If a debt collector contacts you about time-barred debts, you can also make a written request that they stop contacting you. If they refuse to do so, you can take the following actions:

  • File a complaint with the Consumer Financial Protection Bureau (CFPB)
  • File a report with your state’s attorney general office
  • Report any problems to the Federal Trade Commission (FTC)
  • Take the debt collector to state or federal court (you have one year to file a lawsuit against any collector who has broken the law)

If your debt is time-barred and a creditor tries to sue you for it, that violates the FDCPA. Even a threat of a lawsuit is a violation that enables you to legally sue them. A court could still file a judgment against you if you don’t attend a mandated court date.

The bottom line

Debts often come with an expiration date called a statute of limitations. Once that date passes, you can no longer be taken to court over that specific debt.

However, it’s possible to inadvertently reset the clock.

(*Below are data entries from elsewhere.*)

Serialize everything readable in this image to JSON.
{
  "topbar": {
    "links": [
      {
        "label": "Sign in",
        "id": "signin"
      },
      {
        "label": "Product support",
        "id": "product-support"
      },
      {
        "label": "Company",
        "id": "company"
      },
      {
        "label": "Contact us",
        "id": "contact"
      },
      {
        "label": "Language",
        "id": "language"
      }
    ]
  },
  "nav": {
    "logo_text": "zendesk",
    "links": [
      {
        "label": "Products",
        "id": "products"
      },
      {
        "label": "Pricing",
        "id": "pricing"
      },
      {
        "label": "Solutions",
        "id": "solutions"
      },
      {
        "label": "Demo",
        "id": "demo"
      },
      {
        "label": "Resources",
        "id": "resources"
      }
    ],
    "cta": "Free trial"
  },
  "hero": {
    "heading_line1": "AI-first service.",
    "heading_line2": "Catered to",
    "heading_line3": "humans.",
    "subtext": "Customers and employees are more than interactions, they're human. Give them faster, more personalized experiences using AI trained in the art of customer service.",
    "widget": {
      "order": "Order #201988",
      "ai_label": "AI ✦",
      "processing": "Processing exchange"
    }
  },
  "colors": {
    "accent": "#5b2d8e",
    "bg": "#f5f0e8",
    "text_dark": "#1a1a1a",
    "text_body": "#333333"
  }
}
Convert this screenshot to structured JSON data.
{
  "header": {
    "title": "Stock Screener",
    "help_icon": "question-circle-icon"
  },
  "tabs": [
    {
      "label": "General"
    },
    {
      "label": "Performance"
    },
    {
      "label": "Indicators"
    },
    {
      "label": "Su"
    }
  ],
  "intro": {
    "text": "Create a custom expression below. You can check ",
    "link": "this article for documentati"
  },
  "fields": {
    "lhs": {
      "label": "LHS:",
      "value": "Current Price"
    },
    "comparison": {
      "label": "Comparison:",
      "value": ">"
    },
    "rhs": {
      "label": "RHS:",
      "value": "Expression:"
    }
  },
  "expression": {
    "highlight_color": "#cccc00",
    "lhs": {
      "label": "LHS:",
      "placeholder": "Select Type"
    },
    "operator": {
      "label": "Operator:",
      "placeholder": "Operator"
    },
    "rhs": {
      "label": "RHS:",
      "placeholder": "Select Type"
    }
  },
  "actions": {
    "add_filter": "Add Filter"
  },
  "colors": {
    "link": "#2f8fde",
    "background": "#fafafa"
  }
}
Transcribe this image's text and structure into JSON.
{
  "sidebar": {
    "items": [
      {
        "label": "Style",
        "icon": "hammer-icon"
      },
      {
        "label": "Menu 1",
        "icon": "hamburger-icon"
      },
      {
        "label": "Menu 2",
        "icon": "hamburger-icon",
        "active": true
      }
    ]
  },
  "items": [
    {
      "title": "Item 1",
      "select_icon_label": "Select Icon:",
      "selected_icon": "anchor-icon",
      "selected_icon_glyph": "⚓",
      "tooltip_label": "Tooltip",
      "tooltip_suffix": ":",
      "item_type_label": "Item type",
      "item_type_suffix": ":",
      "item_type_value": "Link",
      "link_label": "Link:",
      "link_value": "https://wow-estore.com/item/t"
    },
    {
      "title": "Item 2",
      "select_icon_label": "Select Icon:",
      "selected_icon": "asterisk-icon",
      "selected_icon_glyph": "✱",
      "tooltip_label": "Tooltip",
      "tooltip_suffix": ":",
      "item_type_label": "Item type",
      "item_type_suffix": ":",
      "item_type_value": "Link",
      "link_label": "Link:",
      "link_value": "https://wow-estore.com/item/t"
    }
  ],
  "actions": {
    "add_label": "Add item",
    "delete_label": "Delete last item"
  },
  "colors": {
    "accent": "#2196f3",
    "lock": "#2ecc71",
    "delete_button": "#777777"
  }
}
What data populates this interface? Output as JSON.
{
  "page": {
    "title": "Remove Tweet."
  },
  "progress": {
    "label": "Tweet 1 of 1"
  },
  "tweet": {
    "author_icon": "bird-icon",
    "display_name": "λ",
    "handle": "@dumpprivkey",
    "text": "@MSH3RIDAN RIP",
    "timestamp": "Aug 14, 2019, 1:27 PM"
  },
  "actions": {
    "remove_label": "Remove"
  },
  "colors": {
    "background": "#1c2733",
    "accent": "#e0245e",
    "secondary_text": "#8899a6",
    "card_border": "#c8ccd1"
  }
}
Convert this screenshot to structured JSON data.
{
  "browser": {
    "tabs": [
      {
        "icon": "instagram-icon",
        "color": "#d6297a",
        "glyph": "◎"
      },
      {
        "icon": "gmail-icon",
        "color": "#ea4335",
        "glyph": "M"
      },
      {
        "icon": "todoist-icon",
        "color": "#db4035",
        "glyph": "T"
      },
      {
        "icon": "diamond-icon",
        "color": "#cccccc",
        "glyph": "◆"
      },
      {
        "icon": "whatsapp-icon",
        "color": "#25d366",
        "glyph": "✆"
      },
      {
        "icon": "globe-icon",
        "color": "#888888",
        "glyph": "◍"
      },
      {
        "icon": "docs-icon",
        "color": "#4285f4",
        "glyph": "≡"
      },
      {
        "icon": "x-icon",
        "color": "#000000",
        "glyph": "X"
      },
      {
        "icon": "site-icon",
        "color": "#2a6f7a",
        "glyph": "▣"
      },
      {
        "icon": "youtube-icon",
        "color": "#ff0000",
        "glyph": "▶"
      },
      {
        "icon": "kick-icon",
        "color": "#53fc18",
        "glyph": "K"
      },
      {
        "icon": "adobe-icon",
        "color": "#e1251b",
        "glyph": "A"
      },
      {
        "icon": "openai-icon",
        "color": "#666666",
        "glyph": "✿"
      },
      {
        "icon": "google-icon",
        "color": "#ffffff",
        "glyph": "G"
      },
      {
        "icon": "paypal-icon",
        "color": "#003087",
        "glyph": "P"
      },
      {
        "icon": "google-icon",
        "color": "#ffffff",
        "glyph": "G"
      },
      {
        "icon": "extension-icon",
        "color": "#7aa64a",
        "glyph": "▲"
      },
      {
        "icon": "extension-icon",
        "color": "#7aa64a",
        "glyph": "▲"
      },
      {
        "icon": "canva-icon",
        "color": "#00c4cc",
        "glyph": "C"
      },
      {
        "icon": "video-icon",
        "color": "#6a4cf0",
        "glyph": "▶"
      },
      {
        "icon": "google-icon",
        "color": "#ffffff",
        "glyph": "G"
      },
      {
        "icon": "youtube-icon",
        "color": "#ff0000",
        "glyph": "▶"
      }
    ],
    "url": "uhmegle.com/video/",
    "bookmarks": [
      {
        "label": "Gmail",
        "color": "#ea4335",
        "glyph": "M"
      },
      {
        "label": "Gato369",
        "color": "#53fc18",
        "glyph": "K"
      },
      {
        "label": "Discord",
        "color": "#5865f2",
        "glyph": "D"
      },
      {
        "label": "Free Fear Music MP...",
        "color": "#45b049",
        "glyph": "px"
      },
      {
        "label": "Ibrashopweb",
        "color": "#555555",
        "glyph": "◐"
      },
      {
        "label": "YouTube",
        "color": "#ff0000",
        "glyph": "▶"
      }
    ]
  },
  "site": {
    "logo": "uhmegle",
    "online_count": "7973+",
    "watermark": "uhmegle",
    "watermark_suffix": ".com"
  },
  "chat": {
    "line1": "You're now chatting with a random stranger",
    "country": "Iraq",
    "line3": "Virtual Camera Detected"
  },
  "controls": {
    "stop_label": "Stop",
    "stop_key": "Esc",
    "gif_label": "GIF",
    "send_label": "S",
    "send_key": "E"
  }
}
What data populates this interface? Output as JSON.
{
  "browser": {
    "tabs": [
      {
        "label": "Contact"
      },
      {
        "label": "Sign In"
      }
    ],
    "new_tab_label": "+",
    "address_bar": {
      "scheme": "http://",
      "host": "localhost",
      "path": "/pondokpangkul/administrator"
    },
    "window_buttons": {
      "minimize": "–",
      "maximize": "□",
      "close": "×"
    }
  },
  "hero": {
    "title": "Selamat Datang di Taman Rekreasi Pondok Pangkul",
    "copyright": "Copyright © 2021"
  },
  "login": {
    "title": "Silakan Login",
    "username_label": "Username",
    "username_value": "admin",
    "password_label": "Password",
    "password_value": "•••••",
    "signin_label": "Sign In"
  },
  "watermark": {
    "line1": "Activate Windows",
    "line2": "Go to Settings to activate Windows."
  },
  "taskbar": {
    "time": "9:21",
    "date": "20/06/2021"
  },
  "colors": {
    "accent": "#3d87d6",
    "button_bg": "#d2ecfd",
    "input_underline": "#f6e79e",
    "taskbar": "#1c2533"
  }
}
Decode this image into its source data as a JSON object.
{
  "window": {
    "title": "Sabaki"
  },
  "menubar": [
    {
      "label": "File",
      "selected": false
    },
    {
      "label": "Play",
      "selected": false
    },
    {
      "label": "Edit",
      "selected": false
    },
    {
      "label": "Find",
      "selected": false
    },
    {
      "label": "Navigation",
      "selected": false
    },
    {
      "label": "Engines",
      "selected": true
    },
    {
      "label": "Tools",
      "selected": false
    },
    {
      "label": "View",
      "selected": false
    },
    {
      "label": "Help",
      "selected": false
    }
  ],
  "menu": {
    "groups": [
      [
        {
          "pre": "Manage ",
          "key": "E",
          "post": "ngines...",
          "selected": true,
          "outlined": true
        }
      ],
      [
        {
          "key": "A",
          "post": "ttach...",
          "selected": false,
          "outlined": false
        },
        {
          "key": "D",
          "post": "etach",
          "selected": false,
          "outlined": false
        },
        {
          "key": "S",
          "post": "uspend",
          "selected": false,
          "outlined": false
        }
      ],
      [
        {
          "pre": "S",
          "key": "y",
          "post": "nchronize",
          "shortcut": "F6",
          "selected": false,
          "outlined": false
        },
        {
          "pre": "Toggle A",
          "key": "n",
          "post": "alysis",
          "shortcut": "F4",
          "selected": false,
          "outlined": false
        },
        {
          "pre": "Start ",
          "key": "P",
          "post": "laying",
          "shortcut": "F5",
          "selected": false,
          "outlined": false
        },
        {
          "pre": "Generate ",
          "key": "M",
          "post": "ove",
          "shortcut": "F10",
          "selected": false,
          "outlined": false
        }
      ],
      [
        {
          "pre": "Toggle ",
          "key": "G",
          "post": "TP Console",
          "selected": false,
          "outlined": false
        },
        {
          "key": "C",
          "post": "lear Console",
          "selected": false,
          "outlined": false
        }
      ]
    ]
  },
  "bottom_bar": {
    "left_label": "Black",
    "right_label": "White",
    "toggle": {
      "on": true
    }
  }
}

To avoid this, refrain from making any payments, acknowledging the debt in writing or initiating any other changes to the account.

If a debt collector continues to contact you about an old or expired debt, you can agree to pay it, negotiate a new payment plan or dispute it. Since time-barred debt laws vary by state, make sure you know your state laws — and your rights as a consumer — before taking action.

Frequently asked questions

  • A time-barred debt will only affect your credit score as long as it remains on your credit report. Generally, past-due accounts will stay on your report for up to seven years before naturally falling off.

  • A collection agency can’t report an old debt as new. If your creditor sells an old debt to an agency, the timeline simply continues from where it left off.

  • Ask the collection company for information on when you last made a payment and look into the statute of limitations for where you live and where you lived when you opened the debt if you have moved.